SIGNIFICANCE AND USE
5.1 Since the information provided by this test method is largely qualitative in nature, specific limits covering the following characteristics are required in referring to this test method in specifications for kerosene:  
5.1.1 Duration of the test: 16 h is understood, if not otherwise specified;  
5.1.2 Permissible change in flame shape and dimensions during the test;  
5.1.3 Description of the acceptable appearance of the chimney deposit.
SCOPE
1.1 This test method covers the qualitative determination of the burning properties of kerosene to be used for illuminating purposes. (Warning—Combustible. Vapor harmful.)
Note 1: The corresponding Energy Institute (IP) test method is IP 10 which features a quantitative evaluation of the wick-char-forming tendencies of the kerosene, whereas Test Method D187 features a qualitative performance evaluation of the kerosene. Both test methods subject the kerosene to somewhat more severe operating conditions than would be experienced in typical designated applications.  

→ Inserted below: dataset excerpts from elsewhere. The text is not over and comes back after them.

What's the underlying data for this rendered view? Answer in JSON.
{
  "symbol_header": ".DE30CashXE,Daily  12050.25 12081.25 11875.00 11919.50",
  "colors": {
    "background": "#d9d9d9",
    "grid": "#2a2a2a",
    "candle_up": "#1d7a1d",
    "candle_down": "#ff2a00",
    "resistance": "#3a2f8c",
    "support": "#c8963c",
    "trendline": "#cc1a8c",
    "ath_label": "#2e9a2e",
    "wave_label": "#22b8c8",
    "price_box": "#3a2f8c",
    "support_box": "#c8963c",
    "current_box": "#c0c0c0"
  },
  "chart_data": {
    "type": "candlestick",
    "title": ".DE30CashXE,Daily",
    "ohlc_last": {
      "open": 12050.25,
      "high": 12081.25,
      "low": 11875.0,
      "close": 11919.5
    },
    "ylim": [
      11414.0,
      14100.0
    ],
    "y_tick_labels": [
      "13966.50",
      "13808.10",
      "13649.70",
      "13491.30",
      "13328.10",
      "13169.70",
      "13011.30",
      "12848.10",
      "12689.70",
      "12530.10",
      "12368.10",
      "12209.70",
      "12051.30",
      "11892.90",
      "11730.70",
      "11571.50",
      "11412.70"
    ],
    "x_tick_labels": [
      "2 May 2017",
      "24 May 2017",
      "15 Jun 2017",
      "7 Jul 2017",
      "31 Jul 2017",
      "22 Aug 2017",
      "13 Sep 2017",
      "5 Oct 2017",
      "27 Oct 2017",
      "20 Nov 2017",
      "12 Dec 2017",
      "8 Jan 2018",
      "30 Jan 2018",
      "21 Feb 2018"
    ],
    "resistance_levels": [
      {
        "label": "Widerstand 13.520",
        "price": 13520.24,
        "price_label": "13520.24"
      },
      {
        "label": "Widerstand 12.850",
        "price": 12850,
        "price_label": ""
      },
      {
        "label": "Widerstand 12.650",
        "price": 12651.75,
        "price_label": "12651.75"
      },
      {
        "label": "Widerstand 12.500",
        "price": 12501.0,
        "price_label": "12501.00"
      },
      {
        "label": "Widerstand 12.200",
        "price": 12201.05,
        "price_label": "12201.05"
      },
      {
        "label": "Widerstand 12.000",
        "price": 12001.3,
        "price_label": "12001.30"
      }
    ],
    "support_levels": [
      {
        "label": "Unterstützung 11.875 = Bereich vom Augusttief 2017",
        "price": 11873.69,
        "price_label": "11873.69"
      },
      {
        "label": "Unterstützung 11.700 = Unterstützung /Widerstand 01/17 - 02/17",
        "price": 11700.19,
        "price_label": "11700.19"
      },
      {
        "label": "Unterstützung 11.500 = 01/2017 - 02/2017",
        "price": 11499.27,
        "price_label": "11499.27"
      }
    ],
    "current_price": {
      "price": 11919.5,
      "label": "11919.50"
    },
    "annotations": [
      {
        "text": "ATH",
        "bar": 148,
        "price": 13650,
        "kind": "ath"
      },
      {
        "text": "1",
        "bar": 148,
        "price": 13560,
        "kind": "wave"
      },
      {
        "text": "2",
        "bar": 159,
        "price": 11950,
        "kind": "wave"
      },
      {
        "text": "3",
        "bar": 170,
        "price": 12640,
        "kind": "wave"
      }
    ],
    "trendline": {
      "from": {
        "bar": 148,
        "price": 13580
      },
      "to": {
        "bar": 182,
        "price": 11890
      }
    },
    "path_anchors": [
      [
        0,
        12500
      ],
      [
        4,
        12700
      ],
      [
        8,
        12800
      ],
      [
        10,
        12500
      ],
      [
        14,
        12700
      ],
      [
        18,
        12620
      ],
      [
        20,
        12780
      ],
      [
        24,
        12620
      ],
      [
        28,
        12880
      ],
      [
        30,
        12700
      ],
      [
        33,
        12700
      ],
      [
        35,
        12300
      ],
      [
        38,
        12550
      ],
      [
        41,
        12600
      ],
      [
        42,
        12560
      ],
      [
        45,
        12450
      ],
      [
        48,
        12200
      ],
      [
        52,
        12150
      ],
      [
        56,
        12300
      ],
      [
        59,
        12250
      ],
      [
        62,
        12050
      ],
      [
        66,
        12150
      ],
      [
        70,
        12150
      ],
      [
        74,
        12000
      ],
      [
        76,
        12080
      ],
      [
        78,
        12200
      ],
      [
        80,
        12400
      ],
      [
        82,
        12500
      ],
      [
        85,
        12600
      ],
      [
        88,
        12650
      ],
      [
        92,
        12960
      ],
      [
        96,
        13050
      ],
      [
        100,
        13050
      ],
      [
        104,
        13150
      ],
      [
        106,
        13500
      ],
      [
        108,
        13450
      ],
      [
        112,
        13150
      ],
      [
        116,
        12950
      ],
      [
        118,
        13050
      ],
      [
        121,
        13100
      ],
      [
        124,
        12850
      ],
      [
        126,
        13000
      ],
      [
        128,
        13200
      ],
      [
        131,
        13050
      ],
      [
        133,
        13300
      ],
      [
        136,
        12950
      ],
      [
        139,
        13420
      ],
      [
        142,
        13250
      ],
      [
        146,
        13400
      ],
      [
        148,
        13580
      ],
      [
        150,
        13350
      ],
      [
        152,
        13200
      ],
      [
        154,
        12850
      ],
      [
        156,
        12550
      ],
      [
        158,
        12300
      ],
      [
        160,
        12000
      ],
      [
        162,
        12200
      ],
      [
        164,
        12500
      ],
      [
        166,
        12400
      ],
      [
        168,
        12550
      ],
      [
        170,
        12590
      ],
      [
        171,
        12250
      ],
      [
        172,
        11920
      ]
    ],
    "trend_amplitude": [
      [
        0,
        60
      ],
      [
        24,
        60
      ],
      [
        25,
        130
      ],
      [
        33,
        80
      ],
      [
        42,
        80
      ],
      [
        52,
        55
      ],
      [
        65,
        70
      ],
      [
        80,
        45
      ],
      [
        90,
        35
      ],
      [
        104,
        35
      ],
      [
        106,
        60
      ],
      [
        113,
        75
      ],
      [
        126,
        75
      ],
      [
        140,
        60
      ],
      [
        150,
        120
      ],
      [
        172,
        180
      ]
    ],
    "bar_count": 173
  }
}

1.2 The values stated in SI units are to be regarded as standard. No other units of measurement are included in this standard.  
1.3 This standard does not purport to address all of the safety concerns, if any, associated with its use. It is the responsibility of the user of this standard to establish appropriate safety, health, and environmental practices and determine the applicability of regulatory limitations prior to use. Specific warning statements appear throughout the test method.  
1.4 This international standard was developed in accordance with internationally recognized principles on standardization established in the Decision on Principles for the Development of International Standards, Guides and Recommendations issued by the World Trade Organization Technical Barriers to Trade (TBT) Committee.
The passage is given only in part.